Portanto, o objectivo visado por este expediente processual, permitir o exercício, em tempo útil, de um direito, não é já possível por se ter esgotado (em momento anterior, até, à sua entrada em juízo, que ocorreu a 30.10.12) o prazo para o exercer. Só por esta razão o pedido já teria de ser indeferido. Mas, para além disso, a unidade técnica que a requerente pretendia se pronunciasse nos termos por si pretendidos não estava obrigada a fazê-lo pois apenas foi criada para apoiar a Assembleia da República (art.s 13º e 14º da Lei) e, na sua relação com as Autarquias Locais, só tinha, de acordo com as alíneas c) e d) do art. 14º, respectivamente, “Elaborar parecer sobre a conformidade ou desconformidade das pronúncias das assembleias municipais com o disposto nos artigos 6.º e 7.º da presente lei e apresentá-lo à Assembleia da República” e “Propor às assembleias municipais, no caso de desconformidade da respetiva pronúncia, projetos de reorganização administrativa do território das freguesias”. Nada mais. O que demonstra, igualmente, a inviabilidade da sua pretensão.


III Decisão

Nos termos e com os fundamentos expostos, acordam em indeferir o pedido de intimação deduzido nos autos.

Sem custas.

Lisboa, 22 de Novembro de 2012. – Rui Manuel Pires Ferreira Botelho (relator) – Luís Pais Borges – Jorge Artur Madeira dos Santos.


Segue acórdão de 19 de Dezembro de 2012

O Município recorrente veio interpor recurso para o Pleno da Secção do acórdão de fls., invocando para o efeito o preceituado no art. 144º, n.º 2, do CPTA. Nas suas alegações suscitou a nulidade do acórdão recorrido, por omissão de pronúncia, referente à circunstância de ali se ter omitido a pronúncia respeitante ao pedido formulado de concessão de um prazo adicional (ao fixado na lei) para se pronunciar.
Cumpre emitir a apreciação prevista no art. 670º, n.º 5, do CPC.
No acórdão recorrido concluiu-se que o prazo para o Município se pronunciar, estabelecido na lei, já estava esgotado quando o procedimento deu entrada no tribunal e que, nos termos da lei, a Unidade Técnica fora criada, apenas, para apoiar a Assembleia da República e não para dar pareceres aos Municípios.
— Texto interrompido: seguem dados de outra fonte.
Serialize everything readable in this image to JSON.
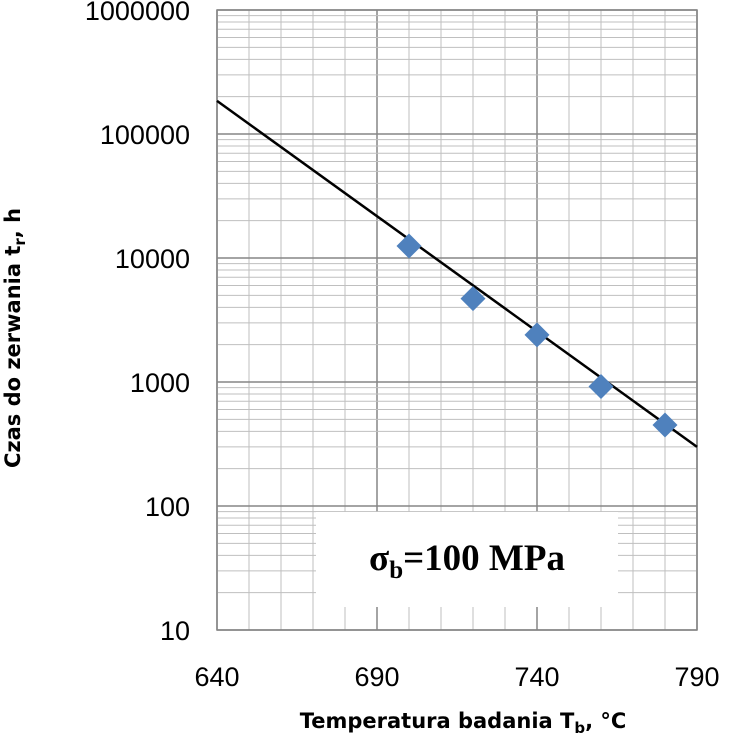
{
  "chart_data": {
    "type": "scatter",
    "title": "",
    "xlabel": {
      "main": "Temperatura badania  T",
      "sub": "b",
      "suffix": ", °C"
    },
    "ylabel": {
      "main": "Czas do zerwania t",
      "sub": "r",
      "suffix": ", h"
    },
    "x_ticks": [
      "640",
      "690",
      "740",
      "790"
    ],
    "y_ticks": [
      "10",
      "100",
      "1000",
      "10000",
      "100000",
      "1000000"
    ],
    "xlim": [
      640,
      790
    ],
    "ylim": [
      10,
      1000000
    ],
    "yscale": "log",
    "grid": true,
    "series": [
      {
        "name": "data",
        "marker": "diamond",
        "color": "#4f81bd",
        "points": [
          {
            "x": 700,
            "y": 12500
          },
          {
            "x": 720,
            "y": 4700
          },
          {
            "x": 740,
            "y": 2400
          },
          {
            "x": 760,
            "y": 920
          },
          {
            "x": 780,
            "y": 450
          }
        ]
      }
    ],
    "trendline": {
      "color": "#000000",
      "points": [
        {
          "x": 640,
          "y": 185000
        },
        {
          "x": 790,
          "y": 300
        }
      ]
    },
    "annotation": {
      "main": "σ",
      "sub": "b",
      "rest": "=100 MPa"
    }
  }
}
Não podendo olvidar-se que entre nós vigora o princípio da legalidade (com primeira consagração no art. 3º da CRP).
Com o assim decidido é evidente que o conhecimento das restantes questões colocadas pelo requerente ficou prejudicado, não sendo questões que o tribunal “devesse apreciar” (art. 668º, n.º 1, d), do CPC). Por força de um princípio geral do processo civil cuja consagração se vê no art. 660º, n.º 2, do CPC.

Nos termos e com os fundamentos expostos, acordam em
a) dar como inverificada a suscitada nulidade;
b) em admitir o recurso, que é de apelação e tem efeito suspensivo.
Lisboa, 19 de Dezembro de 2012. – Rui Manuel Pires Ferreira Botelho (relator) – Luís Pais Borges – Jorge Artur Madeira dos Santos.